Every now and then, it is useful to be reminded that there is little new in the world. The most recent example for me was a pointer to a 1993 article by Peter Drucker in The Independent.
Drucker’s article presents, in the pithiest form possible, a clear denunciation of many commonly-held truths about managing businesses. These are the five sins.
- The worship of high profit margins and of ‘premium pricing’
- Mispricing a new product by charging ‘what the market will bear’
- Cost-driven pricing
- Slaughtering tomorrow’s opportunity on the allure of yesterday
- Feeding problems and starving opportunities
A couple of these really stood out for me. Cost-driven pricing is at the heart of many business models. Many law firms hear it from their suppliers, and they pass it on to their clients. Neither of these is sustainable. As Drucker puts it:
Most American and practically all European companies arrive at their prices by adding up costs and putting a profit margin on top. And then, as soon as they have introduced the product, they have to cut the price, redesign it at enormous expense, take losses and often drop a perfectly good product because it is priced incorrectly. Their argument? ‘We have to recover our costs and make a profit.’
This is true, but irrelevant. Customers do not see it as their job to ensure a profit for manufacturers. The only sound way to price is to start out with what the market is willing to pay – and thus, it must be assumed, what the competition will charge – and design to that price specification.
Cost-driven pricing is the reason there is no American consumer electronics industry any more. If Toyota and Nissan succeed in pushing the German luxury car makers out of the US market it will be a result of their using price-led costing.
Starting out with price and then whittling down costs is more work initially. But in the end it is much less work than to start out wrong and then spend loss-making years bringing costs into line.
Another sin is one that some KM activities mistakenly support and promote: “feeding problems and starving opportunities.” KM is often seen as a toolkit to improve problem-solving, but for Drucker, “All one can get by ‘problem-solving’ is damage containment. Only opportunities produce results and growth.”
What do we do in our knowledge work to feed opportunities, rather than dwell on problems?
For whatever it might be worth, here’s my own pricing experience.
I used to run a bike shop, and I would restore bikes which I would then sell.
At first I would price a finished bike what the market value for the bike was.
It would then sell in 25 minutes and I’d have no “Special Bike” for sale, till I finished another one in a week.
So, next one I would raise its price by $500. It would take 1 day to sell,
and I’d have no “Special Bike” for sale, till I finished another one in 6 days.
So, next time I would raise its price by $1500. (!!) Wait, it still sold in 4 days, leaving my central space empty for 3 days!!!
Soooo next bike I would raise its price by a cool $10.000.
This time I had time to finish another bike, and another.

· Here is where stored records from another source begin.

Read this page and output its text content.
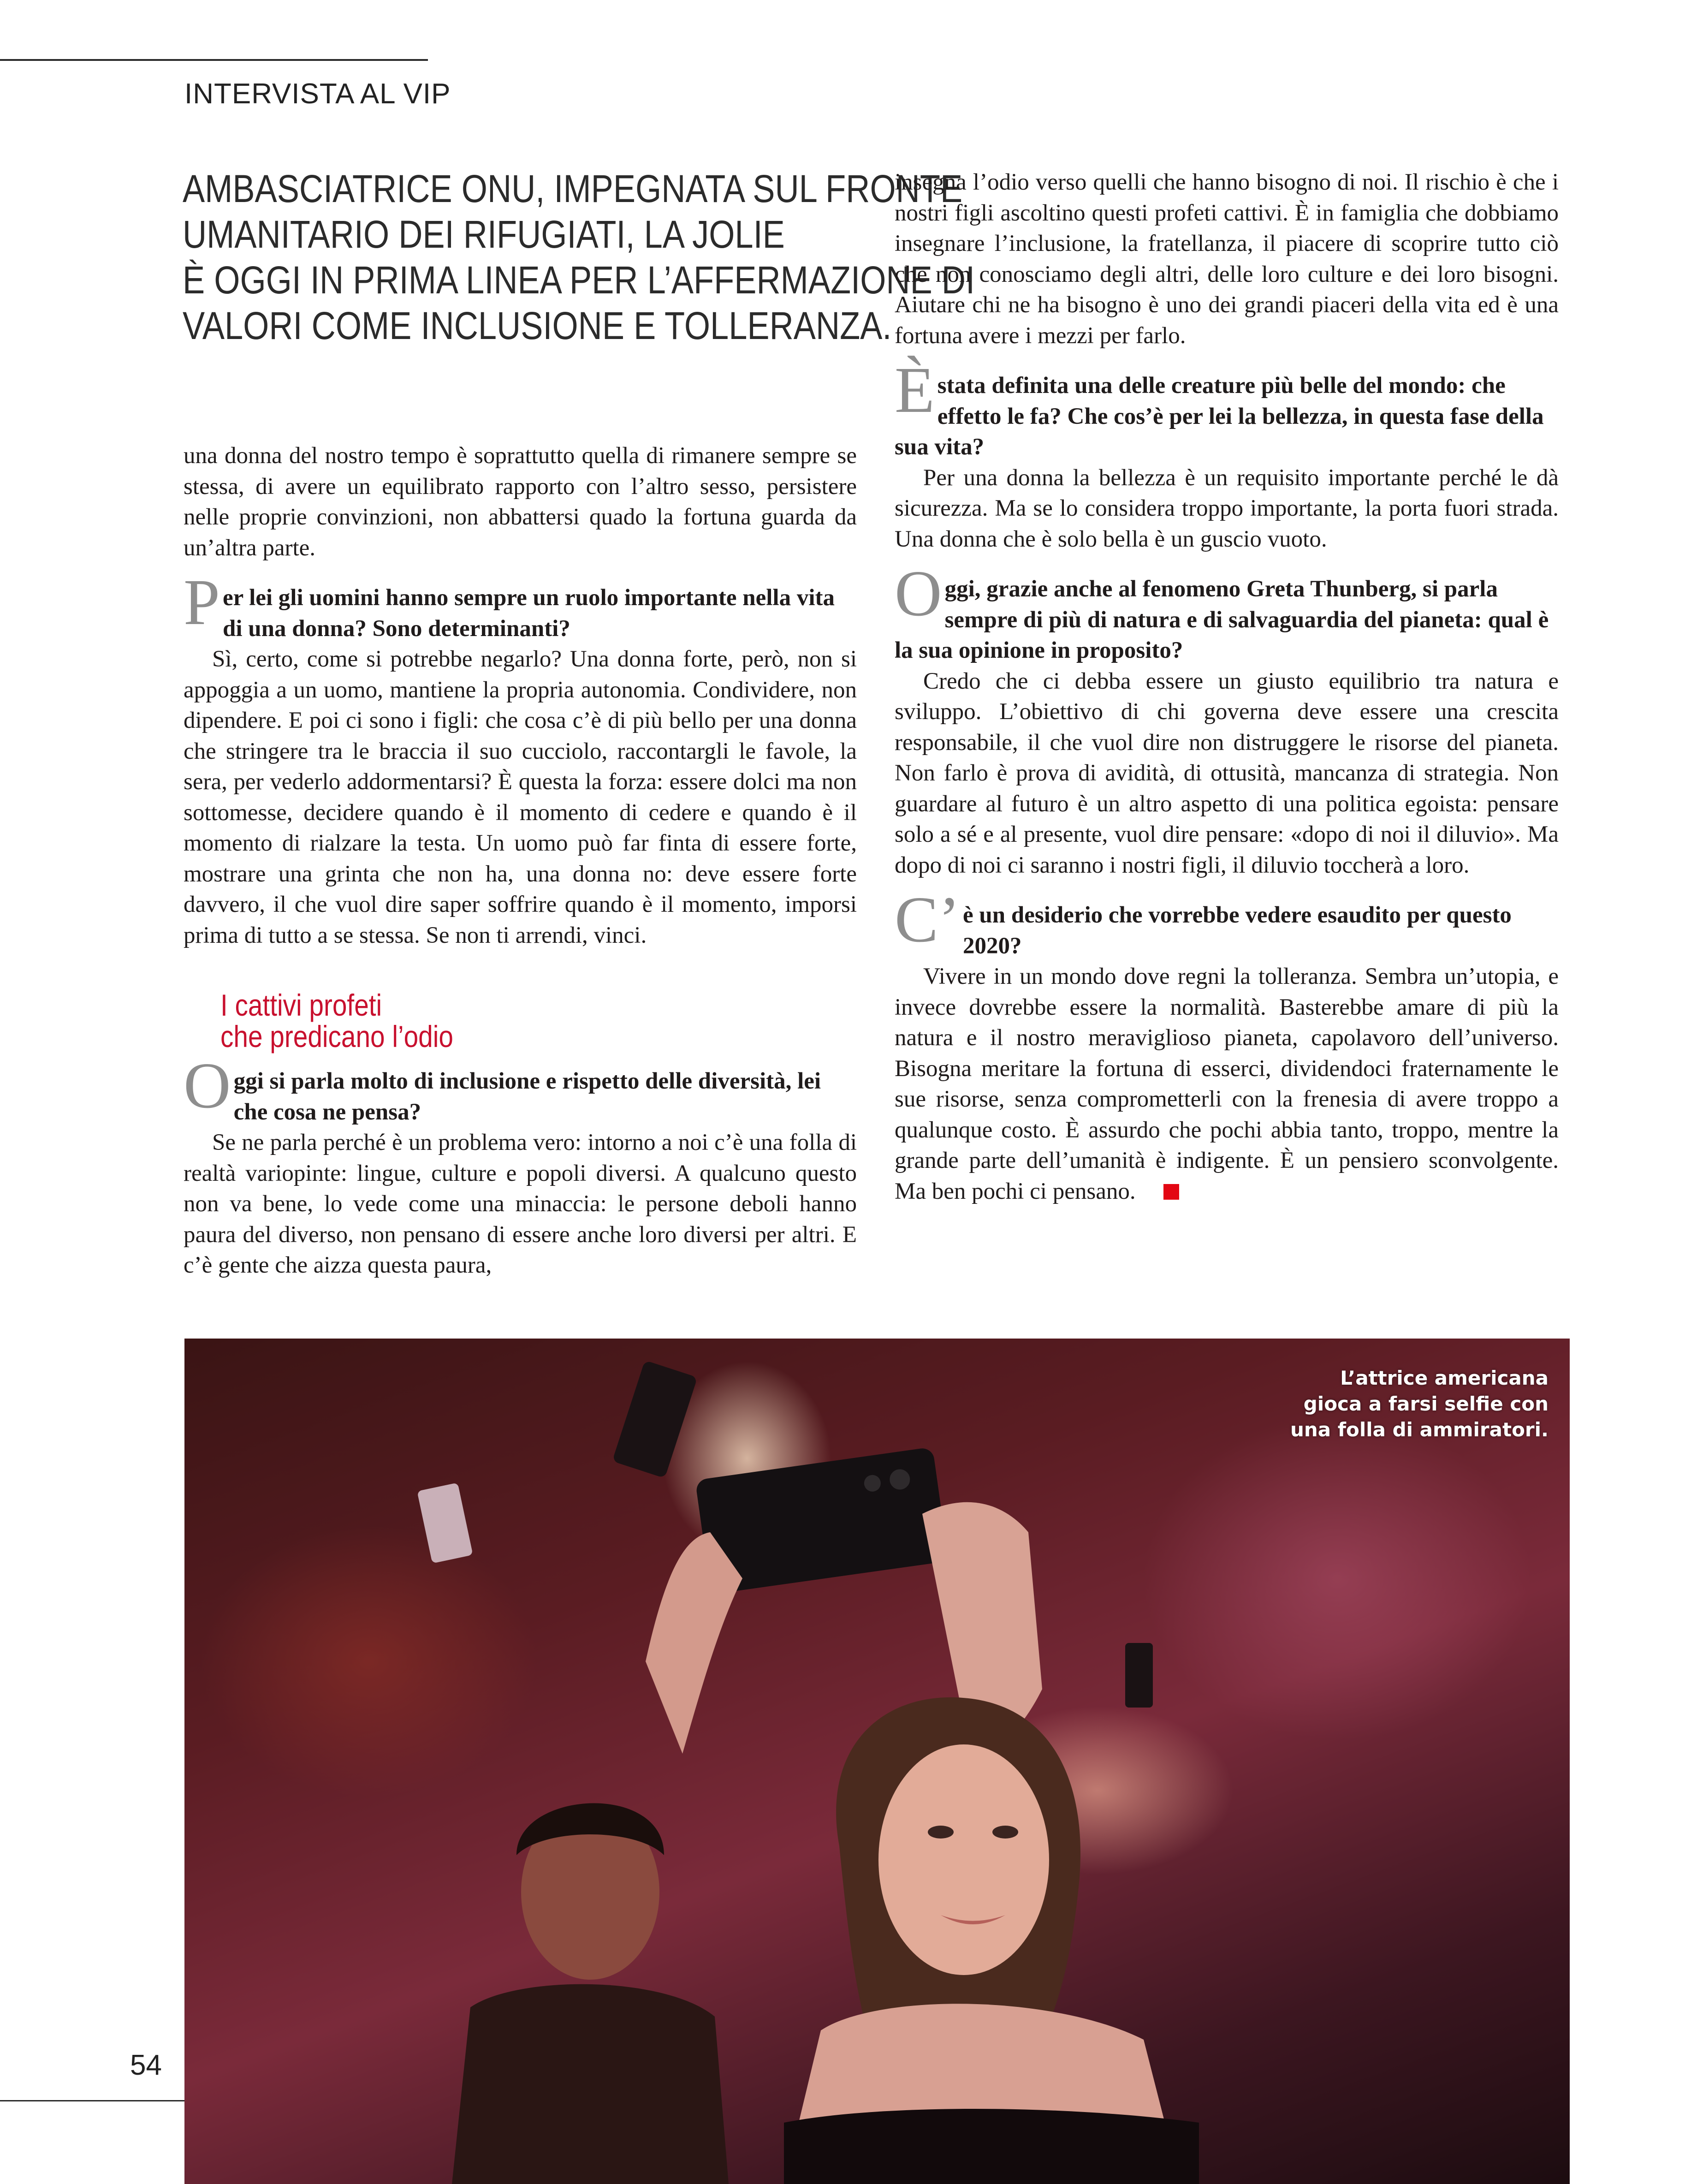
INTERVISTA AL VIP
AMBASCIATRICE ONU, IMPEGNATA SUL FRONTE
UMANITARIO DEI RIFUGIATI, LA JOLIE
È OGGI IN PRIMA LINEA PER L’AFFERMAZIONE DI
VALORI COME INCLUSIONE E TOLLERANZA.

una donna del nostro tempo è soprattutto quella di rimanere sempre se stessa, di avere un equilibrato rapporto con l’altro sesso, persistere nelle proprie convinzioni, non abbattersi quado la fortuna guarda da un’altra parte.

Per lei gli uomini hanno sempre un ruolo importante nella vita di una donna? Sono determinanti?

Sì, certo, come si potrebbe negarlo? Una donna forte, però, non si appoggia a un uomo, mantiene la propria autonomia. Condividere, non dipendere. E poi ci sono i figli: che cosa c’è di più bello per una donna che stringere tra le braccia il suo cucciolo, raccontargli le favole, la sera, per vederlo addormentarsi? È questa la forza: essere dolci ma non sottomesse, decidere quando è il momento di cedere e quando è il momento di rialzare la testa. Un uomo può far finta di essere forte, mostrare una grinta che non ha, una donna no: deve essere forte davvero, il che vuol dire saper soffrire quando è il momento, imporsi prima di tutto a se stessa. Se non ti arrendi, vinci.

I cattivi profeti
che predicano l’odio

Oggi si parla molto di inclusione e rispetto delle diversità, lei che cosa ne pensa?

Se ne parla perché è un problema vero: intorno a noi c’è una folla di realtà variopinte: lingue, culture e popoli diversi. A qualcuno questo non va bene, lo vede come una minaccia: le persone deboli hanno paura del diverso, non pensano di essere anche loro diversi per altri. E c’è gente che aizza questa paura,

insegna l’odio verso quelli che hanno bisogno di noi. Il rischio è che i nostri figli ascoltino questi profeti cattivi. È in famiglia che dobbiamo insegnare l’inclusione, la fratellanza, il piacere di scoprire tutto ciò che non conosciamo degli altri, delle loro culture e dei loro bisogni. Aiutare chi ne ha bisogno è uno dei grandi piaceri della vita ed è una fortuna avere i mezzi per farlo.

È stata definita una delle creature più belle del mondo: che effetto le fa? Che cos’è per lei la bellezza, in questa fase della sua vita?

Per una donna la bellezza è un requisito importante perché le dà sicurezza. Ma se lo considera troppo importante, la porta fuori strada. Una donna che è solo bella è un guscio vuoto.

Oggi, grazie anche al fenomeno Greta Thunberg, si parla sempre di più di natura e di salvaguardia del pianeta: qual è la sua opinione in proposito?

Credo che ci debba essere un giusto equilibrio tra natura e sviluppo. L’obiettivo di chi governa deve essere una crescita responsabile, il che vuol dire non distruggere le risorse del pianeta. Non farlo è prova di avidità, di ottusità, mancanza di strategia. Non guardare al futuro è un altro aspetto di una politica egoista: pensare solo a sé e al presente, vuol dire pensare: «dopo di noi il diluvio». Ma dopo di noi ci saranno i nostri figli, il diluvio toccherà a loro.

C’ è un desiderio che vorrebbe vedere esaudito per questo 2020?

Vivere in un mondo dove regni la tolleranza. Sembra un’utopia, e invece dovrebbe essere la normalità. Basterebbe amare di più la natura e il nostro meraviglioso pianeta, capolavoro dell’universo. Bisogna meritare la fortuna di esserci, dividendoci fraternamente le sue risorse, senza comprometterli con la frenesia di avere troppo a qualunque costo. È assurdo che pochi abbia tanto, troppo, mentre la grande parte dell’umanità è indigente. È un pensiero sconvolgente. Ma ben pochi ci pensano.

L’attrice americana
gioca a farsi selfie con
una folla di ammiratori.
54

Then someone bought one for $10.000 and he brought his friend who bought the other for $10.000.
In the end I ‘d rather sell one every 2 months for a cool $35.000 than one every two days for $5.000.
Don’t forget that I was adding one a week so each month my stock was growing by $140.000.
Is there a moral to this?
Well, up to you and Peter Drucker to read one into it, I was just happy with restoring bikes.